YouTube Makes Sense but No Dollars
Free video clips on YouTube are popular but its ads aren't.
With short, bite-sized videos delivering content ranging from treadmill mishaps to Iraqi war footage, YouTube.com is drawing droves of people and experiencing phenomenal growth.
The company has garnered over 19 million unique visitors per month, rising from obscurity in less than 15 months. In the process it has become the largest video-content provider online.
Despite the success, some experts warn that unless its business model changes, the company won't be around for long.
Josh Martin, an IDC research analyst, declared in a report this month that YouTube will struggle to make profits primarily because the viewers have been accustomed to paying nothing for their service.
YouTube must implement myriad changes, Martin stated.

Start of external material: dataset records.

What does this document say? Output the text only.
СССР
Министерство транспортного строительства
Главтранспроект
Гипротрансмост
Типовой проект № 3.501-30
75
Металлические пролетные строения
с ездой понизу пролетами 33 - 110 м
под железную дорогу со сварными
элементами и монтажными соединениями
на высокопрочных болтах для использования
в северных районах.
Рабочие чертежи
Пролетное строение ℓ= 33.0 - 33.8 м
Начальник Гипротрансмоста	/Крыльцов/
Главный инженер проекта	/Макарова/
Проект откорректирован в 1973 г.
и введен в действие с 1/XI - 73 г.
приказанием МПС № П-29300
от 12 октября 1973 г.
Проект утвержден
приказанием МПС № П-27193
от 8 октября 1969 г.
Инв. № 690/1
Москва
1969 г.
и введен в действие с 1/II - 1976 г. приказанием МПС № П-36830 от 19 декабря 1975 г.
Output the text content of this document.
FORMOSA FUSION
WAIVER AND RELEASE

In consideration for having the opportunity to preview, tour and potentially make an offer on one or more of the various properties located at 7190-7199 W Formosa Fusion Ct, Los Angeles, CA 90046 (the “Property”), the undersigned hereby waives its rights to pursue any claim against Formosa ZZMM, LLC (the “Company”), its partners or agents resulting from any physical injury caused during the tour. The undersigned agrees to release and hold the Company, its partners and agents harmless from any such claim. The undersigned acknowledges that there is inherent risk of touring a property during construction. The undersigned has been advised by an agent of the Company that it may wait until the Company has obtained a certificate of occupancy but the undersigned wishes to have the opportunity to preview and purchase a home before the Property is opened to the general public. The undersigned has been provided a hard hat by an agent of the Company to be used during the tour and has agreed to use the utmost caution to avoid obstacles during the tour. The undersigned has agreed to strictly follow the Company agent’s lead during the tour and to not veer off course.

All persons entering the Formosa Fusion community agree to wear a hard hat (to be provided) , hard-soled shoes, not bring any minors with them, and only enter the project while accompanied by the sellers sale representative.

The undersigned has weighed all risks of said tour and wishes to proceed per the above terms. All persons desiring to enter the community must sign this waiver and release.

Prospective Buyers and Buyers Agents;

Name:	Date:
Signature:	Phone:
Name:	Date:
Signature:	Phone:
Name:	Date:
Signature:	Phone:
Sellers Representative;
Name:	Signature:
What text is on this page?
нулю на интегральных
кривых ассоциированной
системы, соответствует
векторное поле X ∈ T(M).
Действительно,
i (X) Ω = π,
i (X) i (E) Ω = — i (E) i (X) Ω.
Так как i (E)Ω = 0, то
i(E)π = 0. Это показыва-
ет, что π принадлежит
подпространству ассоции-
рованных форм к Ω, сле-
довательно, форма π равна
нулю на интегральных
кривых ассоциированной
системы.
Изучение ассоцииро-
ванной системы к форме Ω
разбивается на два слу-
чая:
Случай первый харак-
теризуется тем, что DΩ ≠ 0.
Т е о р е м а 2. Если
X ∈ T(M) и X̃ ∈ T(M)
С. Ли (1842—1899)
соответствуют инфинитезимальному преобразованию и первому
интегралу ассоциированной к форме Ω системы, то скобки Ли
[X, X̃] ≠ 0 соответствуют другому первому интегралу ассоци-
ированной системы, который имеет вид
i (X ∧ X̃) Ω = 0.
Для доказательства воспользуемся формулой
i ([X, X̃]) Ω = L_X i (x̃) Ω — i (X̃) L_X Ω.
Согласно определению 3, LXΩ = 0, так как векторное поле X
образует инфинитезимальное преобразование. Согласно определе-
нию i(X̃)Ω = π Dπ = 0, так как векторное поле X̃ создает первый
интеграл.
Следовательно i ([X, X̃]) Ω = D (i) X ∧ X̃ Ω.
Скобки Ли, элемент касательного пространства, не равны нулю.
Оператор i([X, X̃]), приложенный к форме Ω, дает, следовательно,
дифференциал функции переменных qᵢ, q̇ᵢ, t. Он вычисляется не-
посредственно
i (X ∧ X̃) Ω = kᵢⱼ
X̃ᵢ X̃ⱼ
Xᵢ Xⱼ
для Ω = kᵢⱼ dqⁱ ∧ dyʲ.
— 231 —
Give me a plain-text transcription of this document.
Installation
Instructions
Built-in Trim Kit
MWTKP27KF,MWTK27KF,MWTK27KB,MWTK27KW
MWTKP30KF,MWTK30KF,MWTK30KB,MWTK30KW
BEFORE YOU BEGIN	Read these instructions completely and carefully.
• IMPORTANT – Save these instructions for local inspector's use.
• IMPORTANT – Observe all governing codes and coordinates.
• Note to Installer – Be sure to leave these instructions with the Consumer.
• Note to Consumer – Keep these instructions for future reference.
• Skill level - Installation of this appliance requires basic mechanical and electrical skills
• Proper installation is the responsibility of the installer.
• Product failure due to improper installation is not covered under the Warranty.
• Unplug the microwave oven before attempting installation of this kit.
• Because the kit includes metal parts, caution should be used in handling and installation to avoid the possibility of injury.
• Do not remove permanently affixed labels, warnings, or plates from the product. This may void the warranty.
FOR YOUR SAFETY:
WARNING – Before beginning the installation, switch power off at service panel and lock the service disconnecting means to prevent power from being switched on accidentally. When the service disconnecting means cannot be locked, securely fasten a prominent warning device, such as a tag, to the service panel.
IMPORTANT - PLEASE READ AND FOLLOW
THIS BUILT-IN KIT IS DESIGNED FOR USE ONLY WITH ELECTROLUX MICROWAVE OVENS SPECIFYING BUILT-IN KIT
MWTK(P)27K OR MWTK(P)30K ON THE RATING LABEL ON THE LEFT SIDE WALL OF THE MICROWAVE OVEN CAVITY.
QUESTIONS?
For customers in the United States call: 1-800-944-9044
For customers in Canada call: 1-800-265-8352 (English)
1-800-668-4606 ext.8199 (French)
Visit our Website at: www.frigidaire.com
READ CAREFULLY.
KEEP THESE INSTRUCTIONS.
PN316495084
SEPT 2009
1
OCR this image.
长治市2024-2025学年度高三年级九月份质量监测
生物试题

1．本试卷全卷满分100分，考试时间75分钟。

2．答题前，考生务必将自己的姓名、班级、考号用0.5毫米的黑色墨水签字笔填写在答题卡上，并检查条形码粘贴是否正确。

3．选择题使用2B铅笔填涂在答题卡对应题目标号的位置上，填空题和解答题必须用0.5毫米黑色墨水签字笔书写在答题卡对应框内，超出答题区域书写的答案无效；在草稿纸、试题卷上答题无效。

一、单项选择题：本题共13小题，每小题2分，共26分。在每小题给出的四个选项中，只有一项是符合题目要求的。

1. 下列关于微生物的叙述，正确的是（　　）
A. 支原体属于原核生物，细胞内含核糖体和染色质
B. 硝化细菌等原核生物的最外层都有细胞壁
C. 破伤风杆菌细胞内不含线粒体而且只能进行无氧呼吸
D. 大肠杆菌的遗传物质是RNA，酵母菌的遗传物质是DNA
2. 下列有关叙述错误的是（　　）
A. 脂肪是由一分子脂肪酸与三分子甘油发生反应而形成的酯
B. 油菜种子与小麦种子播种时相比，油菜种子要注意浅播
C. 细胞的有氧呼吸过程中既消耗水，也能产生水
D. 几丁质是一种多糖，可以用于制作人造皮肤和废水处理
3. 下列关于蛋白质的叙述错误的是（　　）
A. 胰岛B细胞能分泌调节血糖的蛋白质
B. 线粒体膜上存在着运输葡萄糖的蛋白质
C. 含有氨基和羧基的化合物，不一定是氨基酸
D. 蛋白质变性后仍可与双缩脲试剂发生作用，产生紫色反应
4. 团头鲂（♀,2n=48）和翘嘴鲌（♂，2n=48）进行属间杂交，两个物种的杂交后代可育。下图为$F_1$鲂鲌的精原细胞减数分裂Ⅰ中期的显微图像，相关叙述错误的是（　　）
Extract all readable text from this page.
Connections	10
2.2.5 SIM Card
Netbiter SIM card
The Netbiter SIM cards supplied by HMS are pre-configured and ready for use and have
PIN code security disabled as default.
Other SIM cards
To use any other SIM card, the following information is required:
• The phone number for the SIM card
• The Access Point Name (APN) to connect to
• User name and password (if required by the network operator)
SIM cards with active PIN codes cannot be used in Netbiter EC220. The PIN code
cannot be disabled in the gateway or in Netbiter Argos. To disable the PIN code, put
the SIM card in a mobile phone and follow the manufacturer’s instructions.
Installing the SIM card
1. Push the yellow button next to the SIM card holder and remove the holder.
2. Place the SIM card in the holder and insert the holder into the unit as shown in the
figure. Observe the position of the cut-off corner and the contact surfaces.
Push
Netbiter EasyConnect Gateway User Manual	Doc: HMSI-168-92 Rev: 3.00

The truly difficult task for YouTube is to change the entire culture of the viewers that propelled it to overnight success.
Research shows nearly half of all online youth (13 to 21) are downloading or streaming video content, with YouTube being one of the few sites to serve their hobby. It serves upwards of 100 million videos each day.
However the problem is that the traditional way in which media companies raise revenue - through advertisements - does not translate well with the young online viewers.
In the same way most people skip ads as they flip through their newspapers and magazines, most youth click past online banners. For sites such as YouTube with a strong following of image conscious youngsters, the problem can be worse: crowding a page with ads can make a company look like a sell-out,' a money-grubbing corporate machine deplored by youth.
A junior at the University of California, Los Angeles, Jon Karhaman, 21, explains that ads on websites are not only annoying, but insists they are ineffective, because everything always seems like a sales pitch.
Irritating customers may be a small price to pay if the ads were generating revenue, but they usually prove to be so sufficiently out of sync with today's audience, that they are getting completely ignored.
Of the few ads that teens see associated with online video, Brian Haven of Forrester Research states in a report, the likelihood that they will interact with these ads is insignificant.
This will pose a formidable challenge to YouTube, whose audience could already be accustomed to a site free from clutter. The site has only recently begun displaying ads, including experimentation with Google text ads banner campaigns.
To complicate matters, what is currently one of the site's biggest strengths could be its biggest drawback when it comes to advertising.
Users today can store their videos on YouTube's web site and embed links to those videos on any other site. While this is great exposure for YouTube on the Internet, people watch the videos on other sites free of charge.
Such an arrangement means that any ad campaign wouldn't reach those viewers.
Experts believe that with YouTube's server fees reaching half a million dollars per month, it can't afford give away content forever.
Solutions
One solution could be to follow the example of mainstream media sites which favor showing ads immediately preceding the video. However "these ads are generally perceived as disruptive to the content, Forrester's Haven said, adding that 71 percent find ads in streaming video annoying.
UCLA's Jon couldn't agree more.
"Why can't I watch a clip without being asked to buy or subscribe to something? he asks.
Traditional techniques, targeting, and format, Forrester's Haven states, simply don't resonate with today's young consumers when they are online. He notes that 39 percent seldom interact with these ads.
Instead he says, media companies such as YouTube need to offer ads that are contextual and short. He suggests that media companies such as YouTube should make ads that relate directly to the content they are associated with.
Their attention is at a premium, he says.
He also suggests that marketing and media executives should resist te urge to simply repurpose TV ads for the online audiences stating today's youth demand creativity and entertainment, not the same tried formulas.
IDC's Martin says that people will eventually accept advertising-supported video online, but adds that this will happen not likely quickly enough for YouTube to reinvent itself.''
Industry observers and experts will be closely watching YouTube, and not just the videos. Whether its management can capitalize on current successes and solidify itself as a revenue generating company remains to be seen.
Until then, Jon says he'll enjoy watching his Jordan highlights and old-wrestling vids' for free.